MCPs are Boring (or: Why we are losing the Sparkle of LLMs)
Watch the video by Manuel Odendahl (@programwithai) • July 2025 • 32 min
Manuel presents a provocative technical argument that MCPs artificially limit LLM capabilities by forcing structured tool calls instead of leveraging their superior code generation abilities. His presentation challenges the entire foundation of current agentic development practices with concrete performance data and working implementations.

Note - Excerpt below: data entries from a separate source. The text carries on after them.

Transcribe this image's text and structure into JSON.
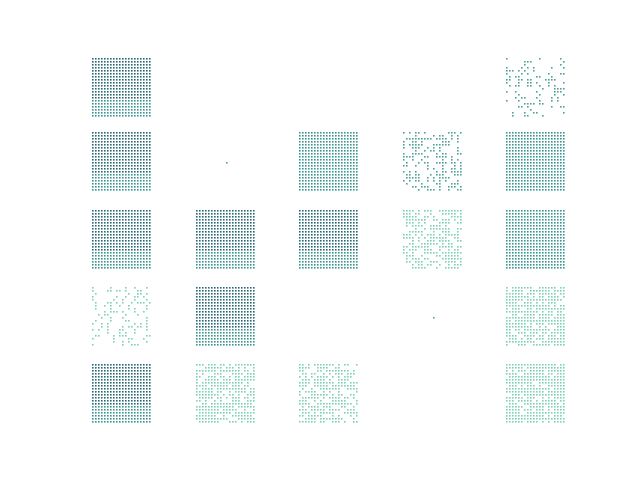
{
  "chart_data": {
    "type": "heatmap",
    "subplot_grid": {
      "rows": 5,
      "cols": 5
    },
    "cell_grid": {
      "rows": 10,
      "cols": 10
    },
    "axes_visible": false,
    "grid": false,
    "legend": "none",
    "colors": {
      "dark": "#1f5f6f",
      "mid": "#2f8f8a",
      "light": "#66c9a6"
    },
    "panels": [
      {
        "id": "r1c1",
        "density": 1.0,
        "pattern": "full",
        "tone": "dark"
      },
      {
        "id": "r1c2",
        "density": 0.0,
        "pattern": "empty",
        "tone": "dark"
      },
      {
        "id": "r1c3",
        "density": 0.0,
        "pattern": "empty",
        "tone": "dark"
      },
      {
        "id": "r1c4",
        "density": 0.0,
        "pattern": "empty",
        "tone": "dark"
      },
      {
        "id": "r1c5",
        "density": 0.25,
        "pattern": "sparse",
        "tone": "mid"
      },
      {
        "id": "r2c1",
        "density": 1.0,
        "pattern": "full",
        "tone": "dark"
      },
      {
        "id": "r2c2",
        "density": 0.01,
        "pattern": "trace",
        "tone": "mid"
      },
      {
        "id": "r2c3",
        "density": 1.0,
        "pattern": "full",
        "tone": "mid"
      },
      {
        "id": "r2c4",
        "density": 0.45,
        "pattern": "sparse",
        "tone": "mid"
      },
      {
        "id": "r2c5",
        "density": 1.0,
        "pattern": "full",
        "tone": "mid"
      },
      {
        "id": "r3c1",
        "density": 1.0,
        "pattern": "full",
        "tone": "dark"
      },
      {
        "id": "r3c2",
        "density": 1.0,
        "pattern": "full",
        "tone": "dark"
      },
      {
        "id": "r3c3",
        "density": 1.0,
        "pattern": "full",
        "tone": "dark"
      },
      {
        "id": "r3c4",
        "density": 0.6,
        "pattern": "sparse",
        "tone": "light"
      },
      {
        "id": "r3c5",
        "density": 1.0,
        "pattern": "full",
        "tone": "mid"
      },
      {
        "id": "r4c1",
        "density": 0.3,
        "pattern": "sparse",
        "tone": "light"
      },
      {
        "id": "r4c2",
        "density": 1.0,
        "pattern": "full",
        "tone": "dark"
      },
      {
        "id": "r4c3",
        "density": 0.0,
        "pattern": "empty",
        "tone": "dark"
      },
      {
        "id": "r4c4",
        "density": 0.01,
        "pattern": "trace",
        "tone": "mid"
      },
      {
        "id": "r4c5",
        "density": 0.8,
        "pattern": "sparse",
        "tone": "light"
      },
      {
        "id": "r5c1",
        "density": 1.0,
        "pattern": "full",
        "tone": "dark"
      },
      {
        "id": "r5c2",
        "density": 0.75,
        "pattern": "sparse",
        "tone": "light"
      },
      {
        "id": "r5c3",
        "density": 0.65,
        "pattern": "sparse",
        "tone": "light"
      },
      {
        "id": "r5c4",
        "density": 0.0,
        "pattern": "empty",
        "tone": "dark"
      },
      {
        "id": "r5c5",
        "density": 0.85,
        "pattern": "sparse",
        "tone": "light"
      }
    ]
  }
}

- Tool calling inefficiency exposed: Traditional MCPs waste massive resources—20,000 tokens, $0.50, and 5 minutes for queries that code generation handles in 500 tokens with deterministic results
- Dynamic tool creation paradigm: Demonstrates how LLMs can generate exactly the tools needed in real-time rather than being constrained by predefined schemas, with live examples showing SQL query optimization and API creation
- Recursive development potential: Introduces “ask LLM to write code that writes code” methodology, enabling infinite tool creation loops where generated code creates libraries, views, and reusable functions
- Concrete implementation: Shows JavaScript sandbox with SQLite and web server libraries that transforms from single eval tool into full CRM application with REST endpoints and web interface
- Performance metrics: Quantifies improvements—15 tool calls reduced to 1, significant token savings, and 2-3 second execution vs traditional multi-minute workflows
LLMs are absolute magic and we should think recursively—if you ask the LLM to do something, ask it to write code to do something, then ask it to write code to write code. They create words that create more words, and ultimately make things happen in the real world.
This builds on my original Essential Reading collection with fresh insights from the field.